Aujourd'hui, nous avons entendu les paroles de Jésus:  "Mais vous allez recevoir une force, celle de l'Esprit Saint qui descendra sur vous. Vous serez alors mes témoins à Jérusalem, dans toute la Judée et la Samarie, et jusqu'aux extrémités de la terre" (Ac 1, 8). Il y a des siècles, ces paroles arrivèrent également en terre polonaise. Elles représentèrent et continuent encore à représenter un défi pour tous ceux qui admettent appartenir au Christ, ceux pour qui sa cause est la plus importante. Nous devons être des témoins de Jésus qui vit dans l'Eglise et dans le coeur des hommes. C'est Lui qui nous confie une mission. Le jour de son ascension au ciel, il dit aux Apôtres:  "Allez dans le monde entier, proclamez l'Evangile à toute la création... Pour eux, ils s'en allèrent prêcher en tout lieu, le Seigneur agissant avec eux et confirmant la Parole par les signes qui l'accompagnaient" (Mc 16, 15). Chers frères et soeurs! Lors de l'élection de Karol Wojtyla sur le Siège de Pierre au service de toute l'Eglise, votre terre est devenue le lieu d'un témoignage de foi particulier en Jésus Christ. Vous avez vous-mêmes été appelés à rendre ce témoignage devant le monde entier. Cette vocation est toujours actuelle, et peut-être davantage encore depuis le moment de la bienheureuse mort du Serviteur de Dieu. Que votre témoignage ne fasse pas défaut au monde!

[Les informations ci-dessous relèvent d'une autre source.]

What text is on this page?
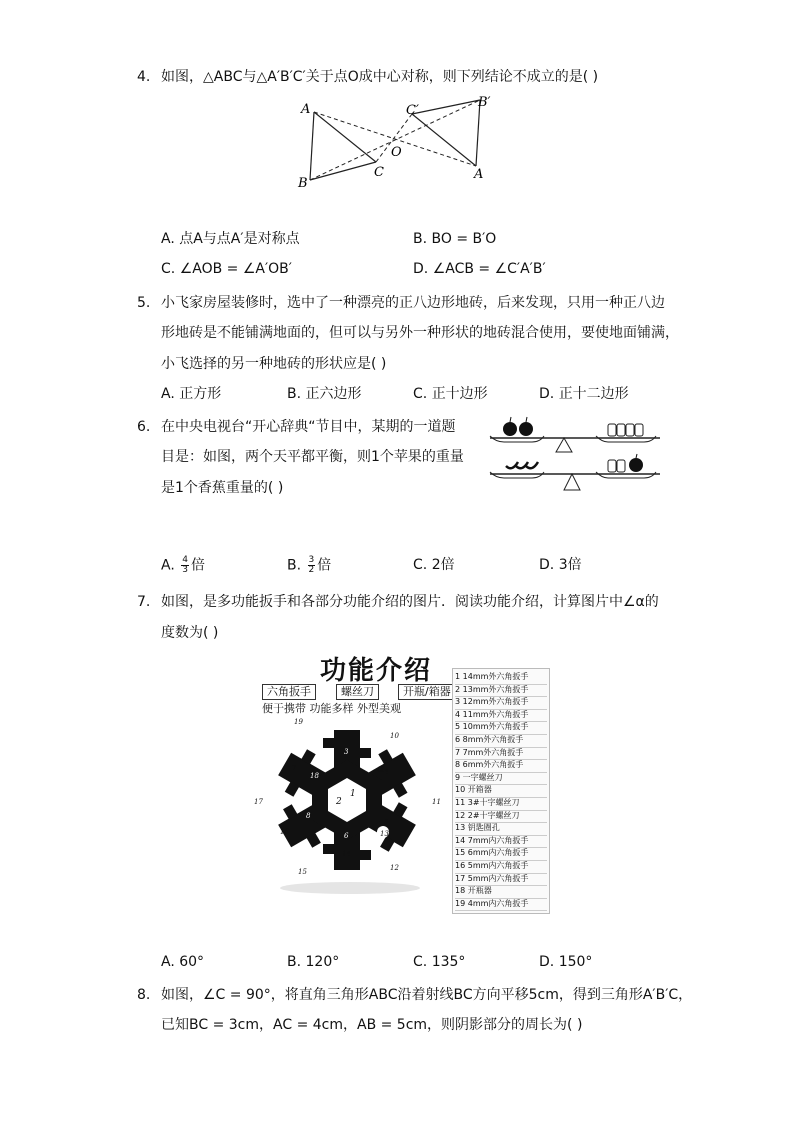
4. 如图，△ABC与△A′B′C′关于点O成中心对称，则下列结论不成立的是( )
A
B
C
O
C′
B′
A
A. 点A与点A′是对称点	B. BO = B′O
C. ∠AOB = ∠A′OB′	D. ∠ACB = ∠C′A′B′
5. 小飞家房屋装修时，选中了一种漂亮的正八边形地砖，后来发现，只用一种正八边
形地砖是不能铺满地面的，但可以与另外一种形状的地砖混合使用，要使地面铺满，
小飞选择的另一种地砖的形状应是( )
A. 正方形	B. 正六边形	C. 正十边形	D. 正十二边形
6. 在中央电视台“开心辞典“节目中，某期的一道题
目是：如图，两个天平都平衡，则1个苹果的重量
是1个香蕉重量的( )
A. $\frac{4}{3}$ 倍	B. $\frac{3}{2}$ 倍	C. 2倍	D. 3倍
7. 如图，是多功能扳手和各部分功能介绍的图片．阅读功能介绍，计算图片中∠α的
度数为( )
功能介绍
六角扳手	螺丝刀	开瓶/箱器
便于携带 功能多样 外型美观
19
10
3
7
18
1
2
17	11
8
5
16	6	13
14
15	12
α4
1 14mm外六角扳手
2 13mm外六角扳手
3 12mm外六角扳手
4 11mm外六角扳手
5 10mm外六角扳手
6 8mm外六角扳手
7 7mm外六角扳手
8 6mm外六角扳手
9 一字螺丝刀
10 开箱器
11 3#十字螺丝刀
12 2#十字螺丝刀
13 钥匙圈孔
14 7mm内六角扳手
15 6mm内六角扳手
16 5mm内六角扳手
17 5mm内六角扳手
18 开瓶器
19 4mm内六角扳手
A. 60°	B. 120°	C. 135°	D. 150°
8. 如图，∠C = 90°，将直角三角形ABC沿着射线BC方向平移5cm，得到三角形A′B′C，
已知BC = 3cm，AC = 4cm，AB = 5cm，则阴影部分的周长为( )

Avant de rentrer à Rome, pour poursuivre mon ministère, je vous exhorte tous en reprenant les paroles de Jean-Paul II prononcées ici en l'année 1979:  "Vous devez être forts, très chers frères et soeurs! Vous devez être forts de cette force qui prend sa source dans la foi! Vous devez être fidèles! Aujourd'hui plus qu'à aucune autre époque, vous avez besoin de cette force. Vous devez être forts de la force de l'espérance qui conduit à la parfaite joie de vivre et ne permet pas d'attrister l'Esprit Saint! Vous devez être forts de l'amour, qui est plus fort que la mort... Vous devez être forts de la force de la foi, de l'espérance  et de la charité, de cette force consciente, mûre et responsable qui nous aide à établir ce grand dialogue avec l'homme et avec le monde en l'étape actuelle de notre histoire:  dialogue avec l'homme et avec le monde, enraciné dans le dialogue avec Dieu lui-même - avec le Père, par le Fils, dans l'Esprit - dialogue du salut".

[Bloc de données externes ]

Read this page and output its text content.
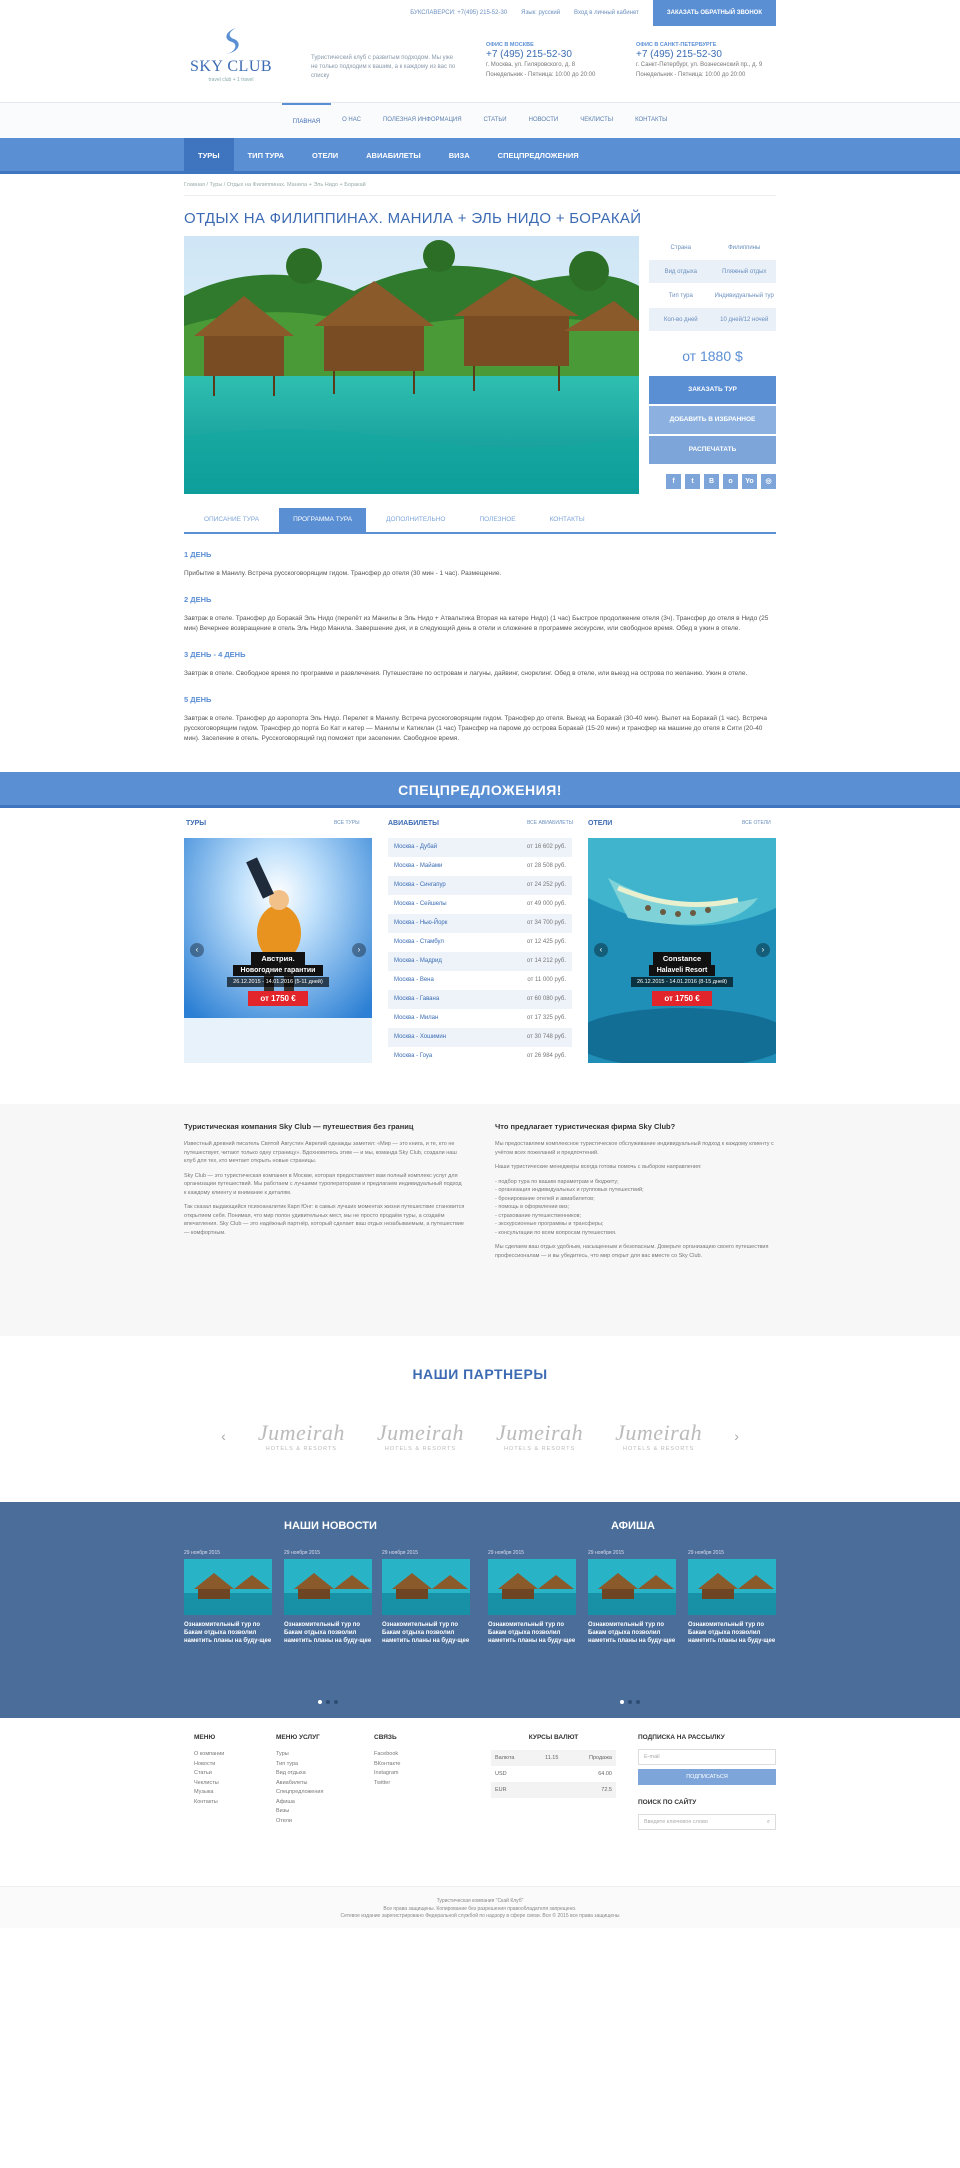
БУКСЛАВЕРСИ: +7(495) 215-52-30 Язык: русский Вход в личный кабинет	ЗАКАЗАТЬ ОБРАТНЫЙ ЗВОНОК
SKY CLUB
travel club + 1 travel
Туристический клуб с развитым подходом. Мы уже не только подходим к вашим, а к каждому из вас по списку
ОФИС В МОСКВЕ
+7 (495) 215-52-30
г. Москва, ул. Гиляровского, д. 8
Понедельник - Пятница: 10:00 до 20:00
ОФИС В САНКТ-ПЕТЕРБУРГЕ
+7 (495) 215-52-30
г. Санкт-Петербург, ул. Вознесенский пр., д. 9
Понедельник - Пятница: 10:00 до 20:00
ГЛАВНАЯ	О НАС	ПОЛЕЗНАЯ ИНФОРМАЦИЯ	СТАТЬИ	НОВОСТИ	ЧЕКЛИСТЫ	КОНТАКТЫ
ТУРЫ	ТИП ТУРА	ОТЕЛИ	АВИАБИЛЕТЫ	ВИЗА	СПЕЦПРЕДЛОЖЕНИЯ
Главная / Туры / Отдых на Филиппинах. Манила + Эль Нидо + Боракай
ОТДЫХ НА ФИЛИППИНАХ. МАНИЛА + ЭЛЬ НИДО + БОРАКАЙ
Страна	Филиппины
Вид отдыха	Пляжный отдых
Тип тура	Индивидуальный тур
Кол-во дней	10 дней/12 ночей
от 1880 $
ЗАКАЗАТЬ ТУР
ДОБАВИТЬ В ИЗБРАННОЕ
РАСПЕЧАТАТЬ
f	t	В	о	Yo	◎
ОПИСАНИЕ ТУРА	ПРОГРАММА ТУРА	ДОПОЛНИТЕЛЬНО	ПОЛЕЗНОЕ	КОНТАКТЫ
1 ДЕНЬ
Прибытие в Манилу. Встреча русскоговорящим гидом. Трансфер до отеля (30 мин - 1 час). Размещение.
2 ДЕНЬ
Завтрак в отеле. Трансфер до Боракай Эль Нидо (перелёт из Манилы в Эль Нидо + Атвальтика Вторая на катере Нидо) (1 час) Быстрое продолжение отеля (3ч). Трансфер до отеля в Нидо (25 мин) Вечернее возвращение в отель Эль Нидо Манила. Завершение дня, и в следующий день в отели и сложение в программе экскурсии, или свободное время. Обед в ужин в отеле.
3 ДЕНЬ - 4 ДЕНЬ
Завтрак в отеле. Свободное время по программе и развлечения. Путешествие по островам и лагуны, дайвинг, снорклинг. Обед в отеле, или выезд на острова по желанию. Ужин в отеле.
5 ДЕНЬ
Завтрак в отеле. Трансфер до аэропорта Эль Нидо. Перелет в Манилу. Встреча русскоговорящим гидом. Трансфер до отеля. Выезд на Боракай (30-40 мин). Вылет на Боракай (1 час). Встреча русскоговорящим гидом. Трансфер до порта Бо Кат и катер — Манилы и Катиклан (1 час) Трансфер на пароме до острова Боракай (15-20 мин) и трансфер на машине до отеля в Сити (20-40 мин). Заселение в отель. Русскоговорящий гид поможет при заселении. Свободное время.
СПЕЦПРЕДЛОЖЕНИЯ!
ТУРЫ	ВСЕ ТУРЫ
‹	›
Австрия.
Новогодние гарантии
26.12.2015 - 14.01.2016 (5-11 дней)
от 1750 €
АВИАБИЛЕТЫ	ВСЕ АВИАБИЛЕТЫ
Москва - Дубай	от 16 602 руб.
Москва - Майами	от 28 508 руб.
Москва - Сингапур	от 24 252 руб.
Москва - Сейшелы	от 49 000 руб.
Москва - Нью-Йорк	от 34 700 руб.
Москва - Стамбул	от 12 425 руб.
Москва - Мадрид	от 14 212 руб.
Москва - Вена	от 11 000 руб.
Москва - Гавана	от 60 080 руб.
Москва - Милан	от 17 325 руб.
Москва - Хошимин	от 30 748 руб.
Москва - Гоуа	от 26 984 руб.
ОТЕЛИ	ВСЕ ОТЕЛИ
‹	›
Constance
Halaveli Resort
26.12.2015 - 14.01.2016 (8-15 дней)
от 1750 €
Туристическая компания Sky Club — путешествия без границ
Известный древний писатель Святой Августин Аврелий однажды заметил: «Мир — это книга, и те, кто не путешествует, читают только одну страницу». Вдохновитесь этим — и мы, команда Sky Club, создали наш клуб для тех, кто мечтает открыть новые страницы.
Sky Club — это туристическая компания в Москве, которая предоставляет вам полный комплекс услуг для организации путешествий. Мы работаем с лучшими туроператорами и предлагаем индивидуальный подход к каждому клиенту и внимание к деталям.
Так сказал выдающийся психоаналитик Карл Юнг: в самых лучших моментах жизни путешествие становится открытием себя. Понимая, что мир полон удивительных мест, мы не просто продаём туры, а создаём впечатления. Sky Club — это надёжный партнёр, который сделает ваш отдых незабываемым, а путешествие — комфортным.
Что предлагает туристическая фирма Sky Club?
Мы предоставляем комплексное туристическое обслуживание индивидуальный подход к каждому клиенту с учётом всех пожеланий и предпочтений.
Наши туристические менеджеры всегда готовы помочь с выбором направления:
- подбор тура по вашим параметрам и бюджету;
- организация индивидуальных и групповых путешествий;
- бронирование отелей и авиабилетов;
- помощь в оформлении виз;
- страхование путешественников;
- экскурсионные программы и трансферы;
- консультации по всем вопросам путешествия.
Мы сделаем ваш отдых удобным, насыщенным и безопасным. Доверьте организацию своего путешествия профессионалам — и вы убедитесь, что мир открыт для вас вместе со Sky Club.
НАШИ ПАРТНЕРЫ
‹ Jumeirah
HOTELS & RESORTS
Jumeirah
HOTELS & RESORTS
Jumeirah
HOTELS & RESORTS
Jumeirah
HOTELS & RESORTS
›
НАШИ НОВОСТИ	АФИША
29 ноября 2015
Ознакомительный тур по Бакам отдыха позволил наметить планы на буду-щее
29 ноября 2015
Ознакомительный тур по Бакам отдыха позволил наметить планы на буду-щее
29 ноября 2015
Ознакомительный тур по Бакам отдыха позволил наметить планы на буду-щее
29 ноября 2015
Ознакомительный тур по Бакам отдыха позволил наметить планы на буду-щее
29 ноября 2015
Ознакомительный тур по Бакам отдыха позволил наметить планы на буду-щее
29 ноября 2015
Ознакомительный тур по Бакам отдыха позволил наметить планы на буду-щее
МЕНЮ
О компании
Новости
Статьи
Чеклисты
Музыка
Контакты
МЕНЮ УСЛУГ
Туры
Тип тура
Вид отдыха
Авиабилеты
Спецпредложения
Афиша
Визы
Отели
СВЯЗЬ
Facebook
ВКонтакте
Instagram
Twitter
КУРСЫ ВАЛЮТ
Валюта	11.15	Продажа
USD	64.00
EUR	72.5
ПОДПИСКА НА РАССЫЛКУ
E-mail
ПОДПИСАТЬСЯ
ПОИСК ПО САЙТУ
Введите ключевое слово	⌕
Туристическая компания "Скай Клуб"
Все права защищены. Копирование без разрешения правообладателя запрещено.
Сетевое издание зарегистрировано Федеральной службой по надзору в сфере связи. Все © 2015 все права защищены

Moi aussi, Benoît XVI, Successeur du Pape Jean-Paul II, je vous prie de regarder le ciel depuis la terre, de fixer Celui qui - depuis deux mille ans - est suivi par les générations qui vivent et qui se succèdent sur notre terre, en retrouvant en Lui le sens définitif de l'existence. Fortifiés  par  la  foi en Dieu, engagez-vous avec ardeur pour consolider son Royaume sur la terre:  le Royaume du bien, de la justice, de la solidarité et de la miséricorde. Je vous prie de témoigner avec courage de l'Evangile face au monde d'aujourd'hui, en apportant l'espérance aux pauvres, aux personnes qui souffrent, aux laissés-pour-compte, à ceux qui ont perdu l'espoir, à ceux qui ont soif de liberté, de vérité et de paix. En faisant le bien à l'égard de votre prochain et en vous montrant attentifs au bien commun,  vous  témoignez  que  Dieu est amour.

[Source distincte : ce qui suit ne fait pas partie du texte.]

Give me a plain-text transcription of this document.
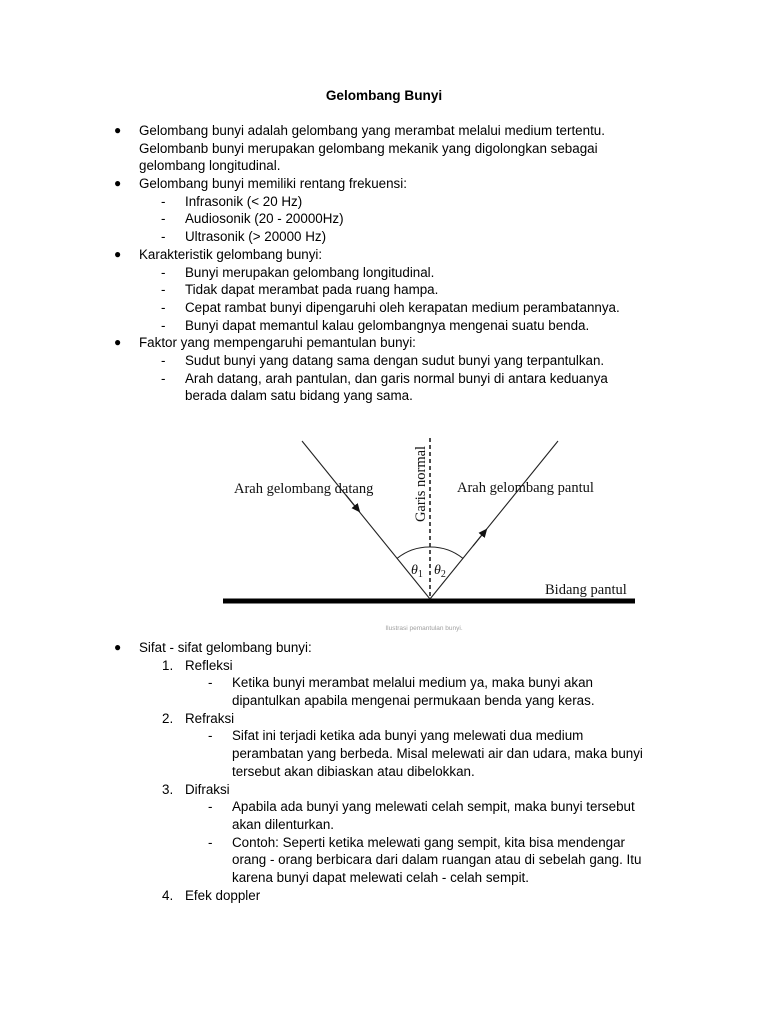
Gelombang Bunyi
● Gelombang bunyi adalah gelombang yang merambat melalui medium tertentu.
Gelombanb bunyi merupakan gelombang mekanik yang digolongkan sebagai
gelombang longitudinal.
● Gelombang bunyi memiliki rentang frekuensi:
- Infrasonik (< 20 Hz)
- Audiosonik (20 - 20000Hz)
- Ultrasonik (> 20000 Hz)
● Karakteristik gelombang bunyi:
- Bunyi merupakan gelombang longitudinal.
- Tidak dapat merambat pada ruang hampa.
- Cepat rambat bunyi dipengaruhi oleh kerapatan medium perambatannya.
- Bunyi dapat memantul kalau gelombangnya mengenai suatu benda.
● Faktor yang mempengaruhi pemantulan bunyi:
- Sudut bunyi yang datang sama dengan sudut bunyi yang terpantulkan.
- Arah datang, arah pantulan, dan garis normal bunyi di antara keduanya
berada dalam satu bidang yang sama.
Arah gelombang datang	Arah gelombang pantul
Garis normal
$\theta_1$ $\theta_2$
Bidang pantul
Ilustrasi pemantulan bunyi.
● Sifat - sifat gelombang bunyi:
1. Refleksi
- Ketika bunyi merambat melalui medium ya, maka bunyi akan
dipantulkan apabila mengenai permukaan benda yang keras.
2. Refraksi
- Sifat ini terjadi ketika ada bunyi yang melewati dua medium
perambatan yang berbeda. Misal melewati air dan udara, maka bunyi
tersebut akan dibiaskan atau dibelokkan.
3. Difraksi
- Apabila ada bunyi yang melewati celah sempit, maka bunyi tersebut
akan dilenturkan.
- Contoh: Seperti ketika melewati gang sempit, kita bisa mendengar
orang - orang berbicara dari dalam ruangan atau di sebelah gang. Itu
karena bunyi dapat melewati celah - celah sempit.
4. Efek doppler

Enfin, je vous prie de partager le trésor de la foi avec les autres peuples de l'Europe  et du monde, également en considération de la mémoire de votre compatriote qui, comme Successeur de saint Pierre, l'a fait avec une force et une efficacité extraordinaires. Et rappelez-vous également de moi dans vos prières et dans vos sacrifices, de même que vous rappeliez mon grand prédécesseur, afin que je puisse accomplir la mission qui m'a été confiée par le Christ. Je vous en prie, demeurez fermes dans la foi! Demeurez fermes dans l'espérance! Demeurez fermes dans la charité! Amen!